I know that with each thing I had clung to in my life, when God showed me how idolatrous it had become, I loosed my fingers and became willing to let each one go, some while reeling with shock and revulsion, others released more reluctantly and with sadness. Some He removed. Others He redeemed. All He revealed….. at least, all so far in my life…… and even now as I write this, I am thinking of other things that He has either removed from my life or redeemed as each was revealed and I had to let go. Now I’m wondering how many more idols are still lurking in the shadows of my heart! I want them all revealed and dealt with.
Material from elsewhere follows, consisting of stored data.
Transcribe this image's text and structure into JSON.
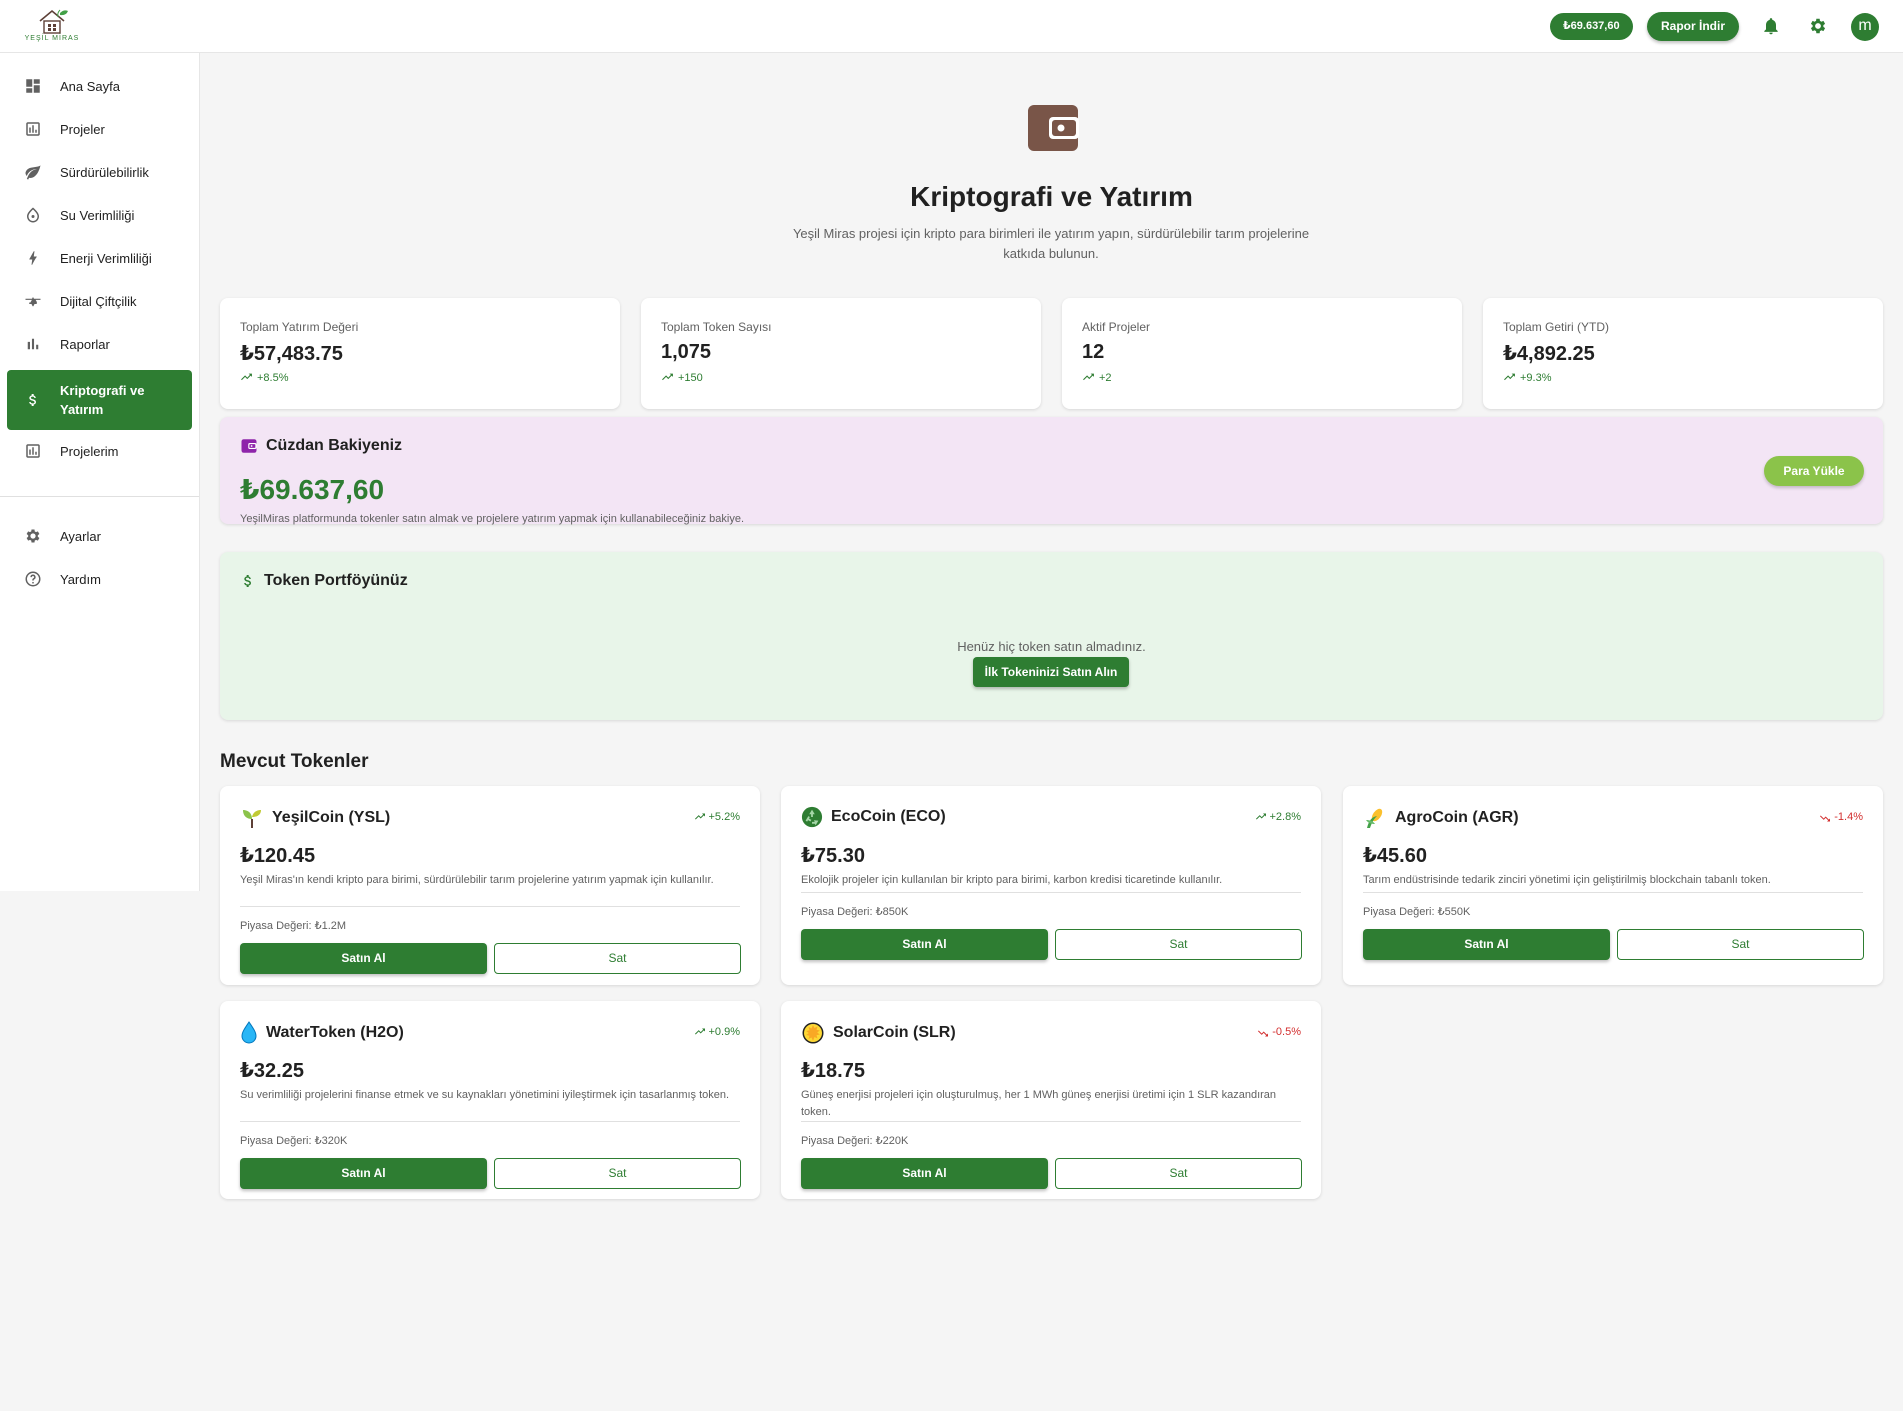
{
  "header": {
    "logo_text": "YEŞİL MİRAS",
    "balance": "₺69.637,60",
    "report_label": "Rapor İndir",
    "avatar_letter": "m"
  },
  "sidebar": {
    "items": [
      {
        "label": "Ana Sayfa",
        "icon": "dashboard-icon"
      },
      {
        "label": "Projeler",
        "icon": "chart-box-icon"
      },
      {
        "label": "Sürdürülebilirlik",
        "icon": "leaf-icon"
      },
      {
        "label": "Su Verimliliği",
        "icon": "water-drop-icon"
      },
      {
        "label": "Enerji Verimliliği",
        "icon": "bolt-icon"
      },
      {
        "label": "Dijital Çiftçilik",
        "icon": "drone-icon"
      },
      {
        "label": "Raporlar",
        "icon": "bar-chart-icon"
      },
      {
        "label": "Kriptografi ve Yatırım",
        "icon": "dollar-icon",
        "active": true
      },
      {
        "label": "Projelerim",
        "icon": "chart-box-icon"
      }
    ],
    "bottom_items": [
      {
        "label": "Ayarlar",
        "icon": "gear-icon"
      },
      {
        "label": "Yardım",
        "icon": "help-icon"
      }
    ]
  },
  "hero": {
    "title": "Kriptografi ve Yatırım",
    "subtitle": "Yeşil Miras projesi için kripto para birimleri ile yatırım yapın, sürdürülebilir tarım projelerine katkıda bulunun."
  },
  "stats": [
    {
      "label": "Toplam Yatırım Değeri",
      "value": "₺57,483.75",
      "change": "+8.5%"
    },
    {
      "label": "Toplam Token Sayısı",
      "value": "1,075",
      "change": "+150"
    },
    {
      "label": "Aktif Projeler",
      "value": "12",
      "change": "+2"
    },
    {
      "label": "Toplam Getiri (YTD)",
      "value": "₺4,892.25",
      "change": "+9.3%"
    }
  ],
  "wallet": {
    "title": "Cüzdan Bakiyeniz",
    "amount": "₺69.637,60",
    "description": "YeşilMiras platformunda tokenler satın almak ve projelere yatırım yapmak için kullanabileceğiniz bakiye.",
    "button": "Para Yükle"
  },
  "portfolio": {
    "title": "Token Portföyünüz",
    "empty_text": "Henüz hiç token satın almadınız.",
    "button": "İlk Tokeninizi Satın Alın"
  },
  "tokens_section": {
    "title": "Mevcut Tokenler",
    "buy_label": "Satın Al",
    "sell_label": "Sat",
    "tokens": [
      {
        "name": "YeşilCoin (YSL)",
        "icon": "sprout-icon",
        "change": "+5.2%",
        "direction": "up",
        "price": "₺120.45",
        "description": "Yeşil Miras'ın kendi kripto para birimi, sürdürülebilir tarım projelerine yatırım yapmak için kullanılır.",
        "market_cap": "Piyasa Değeri: ₺1.2M"
      },
      {
        "name": "EcoCoin (ECO)",
        "icon": "recycle-icon",
        "change": "+2.8%",
        "direction": "up",
        "price": "₺75.30",
        "description": "Ekolojik projeler için kullanılan bir kripto para birimi, karbon kredisi ticaretinde kullanılır.",
        "market_cap": "Piyasa Değeri: ₺850K"
      },
      {
        "name": "AgroCoin (AGR)",
        "icon": "corn-icon",
        "change": "-1.4%",
        "direction": "down",
        "price": "₺45.60",
        "description": "Tarım endüstrisinde tedarik zinciri yönetimi için geliştirilmiş blockchain tabanlı token.",
        "market_cap": "Piyasa Değeri: ₺550K"
      },
      {
        "name": "WaterToken (H2O)",
        "icon": "droplet-icon",
        "change": "+0.9%",
        "direction": "up",
        "price": "₺32.25",
        "description": "Su verimliliği projelerini finanse etmek ve su kaynakları yönetimini iyileştirmek için tasarlanmış token.",
        "market_cap": "Piyasa Değeri: ₺320K"
      },
      {
        "name": "SolarCoin (SLR)",
        "icon": "sun-icon",
        "change": "-0.5%",
        "direction": "down",
        "price": "₺18.75",
        "description": "Güneş enerjisi projeleri için oluşturulmuş, her 1 MWh güneş enerjisi üretimi için 1 SLR kazandıran token.",
        "market_cap": "Piyasa Değeri: ₺220K"
      }
    ]
  },
  "colors": {
    "primary": "#2e7d32",
    "accent_light": "#8bc34a",
    "wallet_bg": "#f3e5f5",
    "portfolio_bg": "#e8f5e9",
    "down": "#d32f2f"
  }
}
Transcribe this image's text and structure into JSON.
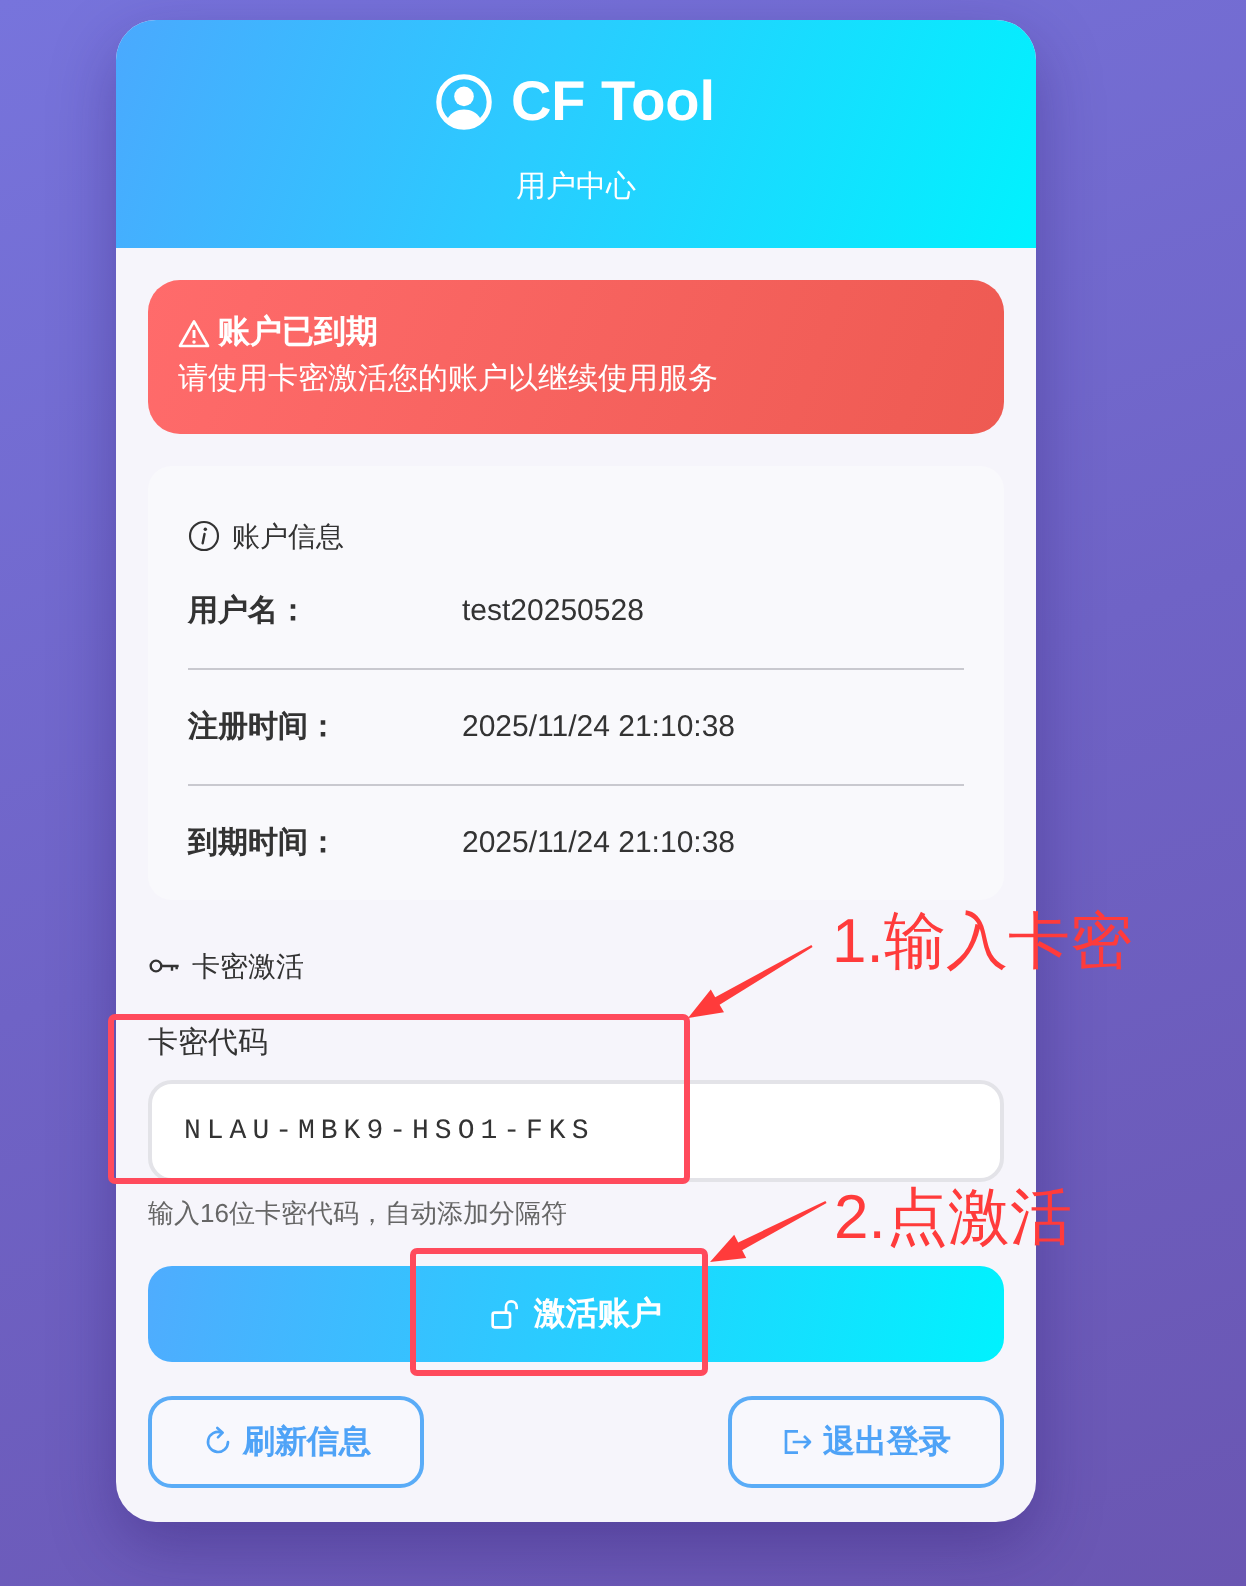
{
  "header": {
    "title": "CF Tool",
    "subtitle": "用户中心"
  },
  "alert": {
    "title": "账户已到期",
    "message": "请使用卡密激活您的账户以继续使用服务"
  },
  "account_info": {
    "heading": "账户信息",
    "fields": [
      {
        "label": "用户名：",
        "value": "test20250528"
      },
      {
        "label": "注册时间：",
        "value": "2025/11/24 21:10:38"
      },
      {
        "label": "到期时间：",
        "value": "2025/11/24 21:10:38"
      }
    ]
  },
  "activation": {
    "heading": "卡密激活",
    "field_label": "卡密代码",
    "value": "NLAU-MBK9-HSO1-FKS",
    "hint": "输入16位卡密代码，自动添加分隔符",
    "button": "激活账户"
  },
  "refresh_button": {
    "label": "刷新信息"
  },
  "logout_button": {
    "label": "退出登录"
  },
  "annotations": [
    {
      "text": "1.输入卡密"
    },
    {
      "text": "2.点激活"
    }
  ]
}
I want nothing occupying space that God desires for Himself!

“Only God can fulfill the core desire of our deepest heart. Our big problem comes when we seek to fulfill our core desire with someone or something other than God. Whoever or whatever that is we unwittingly turn into an idol.” Jd Walt 2/15/2020

Today I voiced a decision out loud to people that has been bouncing around in my head for months….. letting go of residential recovery work. It’s now official. The home at 1919 Maine Av. that was to have been the downsized Titus 2 residential facility will now have to be reconsidered and repurposed. I have now committed to teach and do case management on a volunteer basis with Panama City Rescue Mission and Humble House Ministry, as well as continuing the Community Care Minister role at Lynn Haven Methodist Church and the benevolence case management for LHMC and Heritage Bible Church. There are a couple of other opportunities developing. All of which are more flexible and of shorter time commitments than 24/7 residential recovery work.Also, it reduces a significant amount of “business” related activities and allows me to do those things in which I find the greatest joy and satisfaction….. discipleship, teaching, mentoring, counseling, and life crisis case management.

I feel a great deal of peace tonight. The timing, coming as it does at the first of the year, allows me to make annual reports that reflect the changes as the reports are being prepared for various entities to which Titus 2 must report. I feel like a burden has been lifted from my shoulders.